Unlike formal reports, informal technical reports are used for daily communication within a corporation or workplace. The parts of an informal technical report generally include a heading, introduction, summary, discussion/feedback, and conclusion. A  recommendations section and or attachments section may be included if necessary.

Heading 
Though some organizations have their own template for informal report headings, most headings include the date, a name for who the formal report is being addressed to, a name for who the report is from, a subject, a reference, action required, and a distribution list. The Date, To, From, and Subject are all crucial portions of the heading. Alternatively, the Reference, Action Required, and Distribution list may be used depending on the circumstance and content of the report. A Reference should be used if the report is related to a previous report or is a response to another informal report. The Action Required may be necessary if receivers must respond by a certain date or time. Lastly, a Distribution List should be included if it is necessary for all readers to be aware of who is receiving the report, in addition to the file name.  A sample format is as follows
 
Date:6 July 2018

To:MOBILITY TECHNOLOGIES

From:SUPIMENS SECURITY SYSTEM

Subject:REPORT ON SECURITY SYSTEMS

Reference:

Action Required:

Distribution List:

Introduction 
The introduction of the report should concisely summarize what the report is going to cover.
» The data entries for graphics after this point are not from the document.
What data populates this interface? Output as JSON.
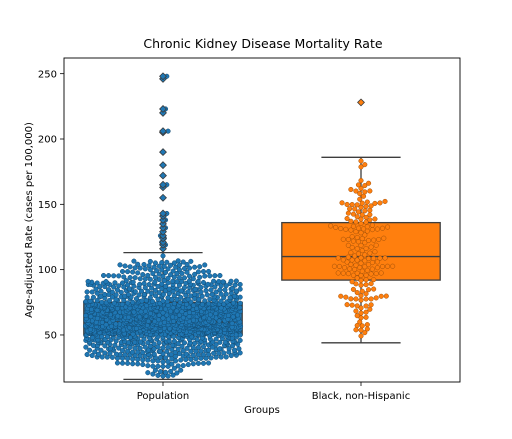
{
  "chart_data": {
    "type": "box",
    "title": "Chronic Kidney Disease Mortality Rate",
    "xlabel": "Groups",
    "ylabel": "Age-adjusted Rate (cases per 100,000)",
    "categories": [
      "Population",
      "Black, non-Hispanic"
    ],
    "y_ticks": [
      50,
      100,
      150,
      200,
      250
    ],
    "ylim": [
      14,
      262
    ],
    "grid": false,
    "overlay": "swarm",
    "colors": [
      "#1f77b4",
      "#ff7f0e"
    ],
    "boxes": [
      {
        "category": "Population",
        "whisker_low": 16,
        "q1": 50,
        "median": 60,
        "q3": 75,
        "whisker_high": 113,
        "outliers": [
          116,
          119,
          121,
          124,
          126,
          129,
          132,
          135,
          138,
          141,
          143,
          155,
          163,
          165,
          172,
          180,
          190,
          205,
          206,
          220,
          223,
          246,
          248
        ]
      },
      {
        "category": "Black, non-Hispanic",
        "whisker_low": 44,
        "q1": 92,
        "median": 110,
        "q3": 136,
        "whisker_high": 186,
        "outliers": [
          228
        ]
      }
    ]
  }
}
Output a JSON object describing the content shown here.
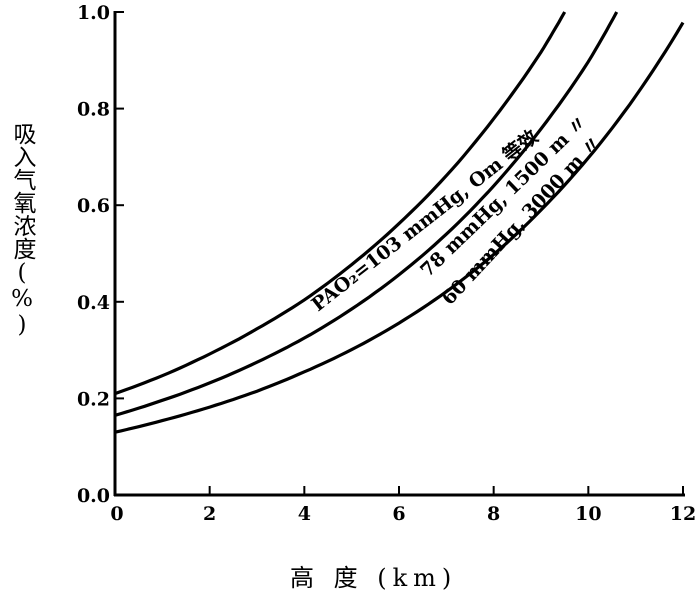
{
  "chart_data": {
    "type": "line",
    "title": "",
    "xlabel": "高 度 (km)",
    "ylabel": "吸入气氧浓度(%)",
    "xlim": [
      0,
      12
    ],
    "ylim": [
      0,
      1.0
    ],
    "xticks": [
      "0",
      "2",
      "4",
      "6",
      "8",
      "10",
      "12"
    ],
    "xtick_values": [
      0,
      2,
      4,
      6,
      8,
      10,
      12
    ],
    "yticks": [
      "0.0",
      "0.2",
      "0.4",
      "0.6",
      "0.8",
      "1.0"
    ],
    "ytick_values": [
      0,
      0.2,
      0.4,
      0.6,
      0.8,
      1.0
    ],
    "grid": false,
    "series": [
      {
        "name": "PAO₂=103 mmHg, Om 等效",
        "x": [
          0,
          1,
          2,
          3,
          4,
          5,
          6,
          7,
          8,
          9,
          9.5
        ],
        "y": [
          0.21,
          0.247,
          0.292,
          0.344,
          0.404,
          0.477,
          0.562,
          0.661,
          0.779,
          0.917,
          1.0
        ]
      },
      {
        "name": "78 mmHg, 1500 m 〃",
        "x": [
          0,
          1,
          2,
          3,
          4,
          5,
          6,
          7,
          8,
          9,
          10,
          10.6
        ],
        "y": [
          0.165,
          0.196,
          0.232,
          0.275,
          0.325,
          0.385,
          0.456,
          0.54,
          0.64,
          0.758,
          0.897,
          1.0
        ]
      },
      {
        "name": "60 mmHg, 3000 m 〃",
        "x": [
          0,
          1,
          2,
          3,
          4,
          5,
          6,
          7,
          8,
          9,
          10,
          11,
          12
        ],
        "y": [
          0.13,
          0.154,
          0.182,
          0.215,
          0.255,
          0.301,
          0.356,
          0.421,
          0.498,
          0.59,
          0.698,
          0.826,
          0.978
        ]
      }
    ]
  }
}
Additionally, the introduction should include a purpose, any helpful background information, and the order of the content.

Summary 
The summary should cover the key points addressed in the report. If appropriate, the introduction and summary may be combined when using informal technical reports.

Discussion/Feedback 
The discussion portion of the report should be used to cover each main point that it introduced in the summary. This section should be reserved for elaborating on the key points and discussing any potential issues that the readers may need to be aware of. Additionally, the author may include any interpretations or opinion in this section.

Conclusion 
The conclusion portion of the report should summarize all of the key points addressed and restate the most important points that readers should take away from the report.

Recommendations 
The recommendations section should be reserved for proposing any solutions to the issues addressed in the discussion/feedback section.

Attachments  
The attachment section should be utilized for any extra documents containing data or supporting evidence necessary to support the key point addressed in the report.